Ziah: Yeah! They even asked Arrow if the show would be affected by it, and I could’ve sworn someone said Legends of Tomorrow definitely would? You’d think they’d at least dedicate a two-parter. Also, speaking of changing the timeline back, how hilarious was it that Barry goes all “I prioritized my happiness” when Cisco is rich, Caitlin is probably not constantly dealing with dead boyfriends, and his parents are happy?
Also, just putting this out there, maybe it would’ve been more heroic for the calculating villain who is constantly ruining Flash’s life to have escaped and changed it back, rather than Barry saying, “Aw, yeah, kill my mom, otherwise I gotta re-enact Failure To Launch, and I really don’t think I can emulate Matthew McConaughey's career past that”
Dylan: Ah yes, Failure To Launch. A true gem in the Matthew McConiverse.

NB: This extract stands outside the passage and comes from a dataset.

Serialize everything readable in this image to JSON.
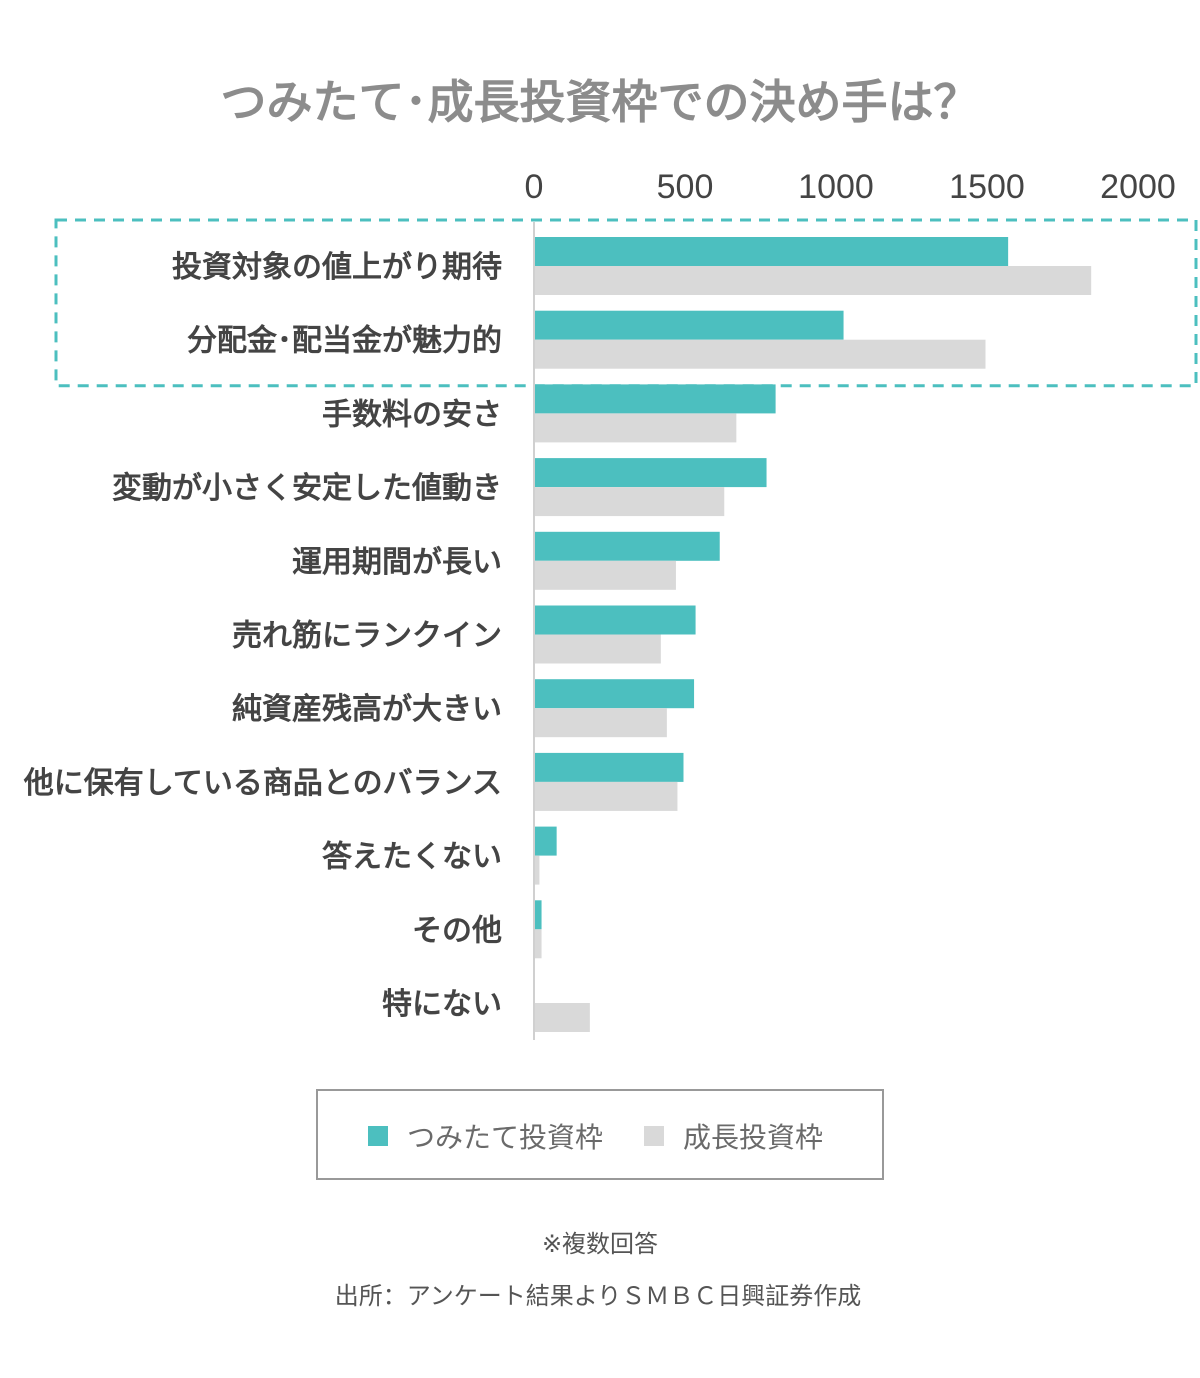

Ziah: One of the pioneers in the “Leaning On Ladies” Rom-Com genre.
Dylan: Speaking of ladies who get leaned on, do you have any idea how wonderful it would have been for Flashpoint Caitlin to still have the worst dang luck with boyfriends? Also, you gotta hand it to this show to have “I need you to kill my mom,” being a thing the hero says to fix everything. Comics and comic book shows are weird, man. I mean, there’s the hint that Barry’s Flashpoint-ing kind of goofed things up in subtle ways that we’ll see as the season progresses; and not-so-coincidentally, gives the writers a chance to fix things that are more foundational to the show, like the Barry/Iris relationship that’s sort of been a stumbling block since Day One, but persists because Grant Gustin and Candice Patton have pretty good chemistry.
Ziah: Man, if they can fix that, I can finally stop wincing every time some future man tells her she’s Mrs. Allen, as if that’s not something she should be running screaming from.